Additive manufacturing of hydroxyapatite-based composites for bioengineering applications

Hydroxyapatite (HA) is a promising support structure for tissue engineering that has considerably gained a lot of interest in recent years due to its potential applications in the biomedical industry and biocompatibility characteristics to make easier proliferation and cellular growth tissue implants in patient. Different materials, notably heterogeneous biomaterials characterized as matrix material and strengthening materials have recently been suggested as materials that can be utilized to produce scaffolds with better bioactive features. Depending on the chemical resemblance of HA with inorganic cultural and biological mineralized structures, considerable innovations have been devoted to hydroxyapatite (HA)-reinforced materials, mainly focusing on bone tissue development. To produce artificial porous bone in structure is challenging with conventional processes. Additive manufacturing (AM) offers a precise, reproductive, and accurate approach to fabricating complex and functional geometry of biomedical materials such as internal microporous structures in a layer-by-layer fashion from three-dimensional models.
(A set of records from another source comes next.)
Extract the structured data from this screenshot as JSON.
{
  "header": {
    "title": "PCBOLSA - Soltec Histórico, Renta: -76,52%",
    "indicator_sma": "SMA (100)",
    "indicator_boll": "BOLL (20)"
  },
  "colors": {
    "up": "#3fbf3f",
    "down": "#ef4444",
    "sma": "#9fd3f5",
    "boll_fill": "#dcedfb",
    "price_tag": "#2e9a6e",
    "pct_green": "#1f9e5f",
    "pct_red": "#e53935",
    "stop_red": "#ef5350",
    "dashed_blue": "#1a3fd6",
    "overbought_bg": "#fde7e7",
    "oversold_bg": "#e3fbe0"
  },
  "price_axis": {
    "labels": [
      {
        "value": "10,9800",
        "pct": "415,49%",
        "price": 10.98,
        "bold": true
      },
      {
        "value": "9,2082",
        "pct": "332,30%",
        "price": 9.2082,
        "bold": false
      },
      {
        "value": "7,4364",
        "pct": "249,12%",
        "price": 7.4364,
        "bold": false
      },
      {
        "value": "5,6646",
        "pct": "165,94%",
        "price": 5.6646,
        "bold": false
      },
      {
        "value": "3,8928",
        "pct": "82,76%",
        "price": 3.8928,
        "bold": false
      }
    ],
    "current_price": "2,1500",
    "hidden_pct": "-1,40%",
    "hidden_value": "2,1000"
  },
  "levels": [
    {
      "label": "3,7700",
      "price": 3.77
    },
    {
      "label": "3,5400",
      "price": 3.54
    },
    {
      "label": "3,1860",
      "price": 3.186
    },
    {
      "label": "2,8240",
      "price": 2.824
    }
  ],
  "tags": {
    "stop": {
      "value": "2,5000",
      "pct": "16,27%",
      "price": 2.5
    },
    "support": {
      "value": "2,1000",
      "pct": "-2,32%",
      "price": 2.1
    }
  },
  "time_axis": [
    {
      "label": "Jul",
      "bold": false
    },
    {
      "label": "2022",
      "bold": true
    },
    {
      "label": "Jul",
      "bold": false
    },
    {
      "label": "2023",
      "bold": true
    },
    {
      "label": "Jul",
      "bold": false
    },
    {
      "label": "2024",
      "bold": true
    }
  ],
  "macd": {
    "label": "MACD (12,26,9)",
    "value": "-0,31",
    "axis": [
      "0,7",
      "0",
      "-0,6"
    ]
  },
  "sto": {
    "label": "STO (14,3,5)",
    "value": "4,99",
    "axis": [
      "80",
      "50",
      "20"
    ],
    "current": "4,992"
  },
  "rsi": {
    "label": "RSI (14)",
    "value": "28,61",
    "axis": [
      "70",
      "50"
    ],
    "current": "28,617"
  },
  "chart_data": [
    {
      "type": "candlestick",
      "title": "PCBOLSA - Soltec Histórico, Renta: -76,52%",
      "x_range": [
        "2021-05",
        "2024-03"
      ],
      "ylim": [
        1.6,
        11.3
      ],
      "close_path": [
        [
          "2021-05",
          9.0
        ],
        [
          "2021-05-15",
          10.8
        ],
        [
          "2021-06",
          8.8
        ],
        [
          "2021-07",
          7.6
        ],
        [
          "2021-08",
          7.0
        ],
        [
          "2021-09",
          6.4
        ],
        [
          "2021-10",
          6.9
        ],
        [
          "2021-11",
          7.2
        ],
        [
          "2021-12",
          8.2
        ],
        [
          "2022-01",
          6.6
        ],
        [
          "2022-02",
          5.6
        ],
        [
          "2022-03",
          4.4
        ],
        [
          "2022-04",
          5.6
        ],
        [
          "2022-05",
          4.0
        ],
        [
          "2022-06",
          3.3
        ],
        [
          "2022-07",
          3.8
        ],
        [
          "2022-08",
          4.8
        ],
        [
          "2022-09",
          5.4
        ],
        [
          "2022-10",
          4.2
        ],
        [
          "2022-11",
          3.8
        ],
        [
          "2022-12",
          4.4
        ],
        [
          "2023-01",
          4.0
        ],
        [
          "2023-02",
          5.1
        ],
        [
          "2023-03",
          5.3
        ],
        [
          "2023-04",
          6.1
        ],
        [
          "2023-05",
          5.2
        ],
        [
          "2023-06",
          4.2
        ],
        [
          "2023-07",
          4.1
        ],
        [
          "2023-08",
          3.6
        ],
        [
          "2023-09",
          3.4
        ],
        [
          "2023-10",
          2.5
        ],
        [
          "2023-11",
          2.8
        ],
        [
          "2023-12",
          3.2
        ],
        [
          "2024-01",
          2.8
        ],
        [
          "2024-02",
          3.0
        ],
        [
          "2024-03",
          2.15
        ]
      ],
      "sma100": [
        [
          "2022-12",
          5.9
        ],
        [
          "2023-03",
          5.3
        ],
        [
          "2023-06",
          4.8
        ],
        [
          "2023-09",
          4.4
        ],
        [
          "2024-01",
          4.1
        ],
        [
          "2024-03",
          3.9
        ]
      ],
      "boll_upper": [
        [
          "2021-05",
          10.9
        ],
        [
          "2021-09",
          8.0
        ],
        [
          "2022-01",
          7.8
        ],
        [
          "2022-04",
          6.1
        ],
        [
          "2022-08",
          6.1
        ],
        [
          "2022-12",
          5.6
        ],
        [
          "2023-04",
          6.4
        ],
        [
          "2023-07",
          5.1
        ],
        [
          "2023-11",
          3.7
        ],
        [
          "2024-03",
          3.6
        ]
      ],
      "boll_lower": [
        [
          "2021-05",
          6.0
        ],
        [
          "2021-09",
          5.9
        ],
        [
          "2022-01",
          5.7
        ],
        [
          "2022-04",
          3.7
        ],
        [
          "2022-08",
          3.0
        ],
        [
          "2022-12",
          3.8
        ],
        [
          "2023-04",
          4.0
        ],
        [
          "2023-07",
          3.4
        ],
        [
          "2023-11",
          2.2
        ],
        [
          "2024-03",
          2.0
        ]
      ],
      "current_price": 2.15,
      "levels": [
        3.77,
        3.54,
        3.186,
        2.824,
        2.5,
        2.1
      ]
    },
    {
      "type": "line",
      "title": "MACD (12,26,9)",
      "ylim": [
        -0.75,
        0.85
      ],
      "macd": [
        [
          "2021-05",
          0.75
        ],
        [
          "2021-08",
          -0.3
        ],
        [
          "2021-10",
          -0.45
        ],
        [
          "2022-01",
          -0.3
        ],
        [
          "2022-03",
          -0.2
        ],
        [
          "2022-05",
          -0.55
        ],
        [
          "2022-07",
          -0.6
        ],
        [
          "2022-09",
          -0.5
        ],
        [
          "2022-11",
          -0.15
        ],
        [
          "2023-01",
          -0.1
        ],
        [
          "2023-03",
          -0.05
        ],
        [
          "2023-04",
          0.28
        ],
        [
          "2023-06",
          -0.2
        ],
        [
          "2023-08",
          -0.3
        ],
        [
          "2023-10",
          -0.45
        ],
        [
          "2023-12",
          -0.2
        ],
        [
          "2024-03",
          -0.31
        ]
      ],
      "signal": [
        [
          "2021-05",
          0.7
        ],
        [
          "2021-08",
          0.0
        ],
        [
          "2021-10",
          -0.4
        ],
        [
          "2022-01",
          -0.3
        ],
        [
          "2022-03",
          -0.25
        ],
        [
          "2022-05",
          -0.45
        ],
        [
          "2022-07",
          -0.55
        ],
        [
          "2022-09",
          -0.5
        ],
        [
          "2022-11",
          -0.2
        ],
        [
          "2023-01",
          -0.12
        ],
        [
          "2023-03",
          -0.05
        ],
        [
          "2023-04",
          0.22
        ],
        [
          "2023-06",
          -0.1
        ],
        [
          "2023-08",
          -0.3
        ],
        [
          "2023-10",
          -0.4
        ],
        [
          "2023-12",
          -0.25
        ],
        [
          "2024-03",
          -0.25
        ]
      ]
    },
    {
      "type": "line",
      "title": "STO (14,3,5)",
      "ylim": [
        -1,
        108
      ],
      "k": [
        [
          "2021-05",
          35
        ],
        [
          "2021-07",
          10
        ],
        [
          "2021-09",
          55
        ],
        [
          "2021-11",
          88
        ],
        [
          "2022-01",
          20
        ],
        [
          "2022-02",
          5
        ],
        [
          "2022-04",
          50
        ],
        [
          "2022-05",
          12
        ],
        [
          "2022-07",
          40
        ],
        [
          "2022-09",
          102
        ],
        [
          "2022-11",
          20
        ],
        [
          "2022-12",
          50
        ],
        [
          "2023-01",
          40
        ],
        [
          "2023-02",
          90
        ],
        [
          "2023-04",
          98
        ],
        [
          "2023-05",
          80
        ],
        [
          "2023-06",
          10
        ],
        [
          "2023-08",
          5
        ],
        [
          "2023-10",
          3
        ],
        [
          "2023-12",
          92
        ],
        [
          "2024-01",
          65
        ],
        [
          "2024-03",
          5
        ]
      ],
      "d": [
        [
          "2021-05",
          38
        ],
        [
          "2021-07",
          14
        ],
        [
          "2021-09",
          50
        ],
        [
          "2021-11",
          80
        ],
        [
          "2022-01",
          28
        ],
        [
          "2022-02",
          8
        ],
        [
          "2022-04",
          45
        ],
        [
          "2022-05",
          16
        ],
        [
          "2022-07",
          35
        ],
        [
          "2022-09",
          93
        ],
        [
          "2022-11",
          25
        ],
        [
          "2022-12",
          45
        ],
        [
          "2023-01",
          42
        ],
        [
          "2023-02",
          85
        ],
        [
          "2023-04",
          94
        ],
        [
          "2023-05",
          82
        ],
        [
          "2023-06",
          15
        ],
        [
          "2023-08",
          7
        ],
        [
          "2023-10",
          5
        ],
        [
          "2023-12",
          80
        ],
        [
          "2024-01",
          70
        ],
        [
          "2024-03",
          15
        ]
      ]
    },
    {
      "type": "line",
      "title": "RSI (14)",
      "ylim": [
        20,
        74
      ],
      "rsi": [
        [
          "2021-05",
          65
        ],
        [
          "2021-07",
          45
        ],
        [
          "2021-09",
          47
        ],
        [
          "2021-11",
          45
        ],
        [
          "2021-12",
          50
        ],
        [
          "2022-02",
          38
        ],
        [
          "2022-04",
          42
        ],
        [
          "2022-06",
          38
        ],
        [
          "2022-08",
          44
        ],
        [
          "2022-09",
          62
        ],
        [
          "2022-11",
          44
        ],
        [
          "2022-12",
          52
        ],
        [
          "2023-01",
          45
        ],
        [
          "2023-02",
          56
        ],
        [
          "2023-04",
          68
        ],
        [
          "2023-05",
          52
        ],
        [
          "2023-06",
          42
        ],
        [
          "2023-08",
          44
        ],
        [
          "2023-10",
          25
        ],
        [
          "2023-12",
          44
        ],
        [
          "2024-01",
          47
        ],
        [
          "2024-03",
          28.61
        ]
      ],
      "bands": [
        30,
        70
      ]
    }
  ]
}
The present review identified the recent development of AM methods in producing HA-reinforced composite and biocomposites materials such as cellular components. It highlighted and reviewed different AM technologies used in the fabrication of HA and its composite materials and mechanical properties of HA scaffold produced by AM. The reviewed study present a comprehensive overview of the discussed technologies and suggestions for future perspectives to provide a comprehensive view of the techniques explored and complexities in this evolving field.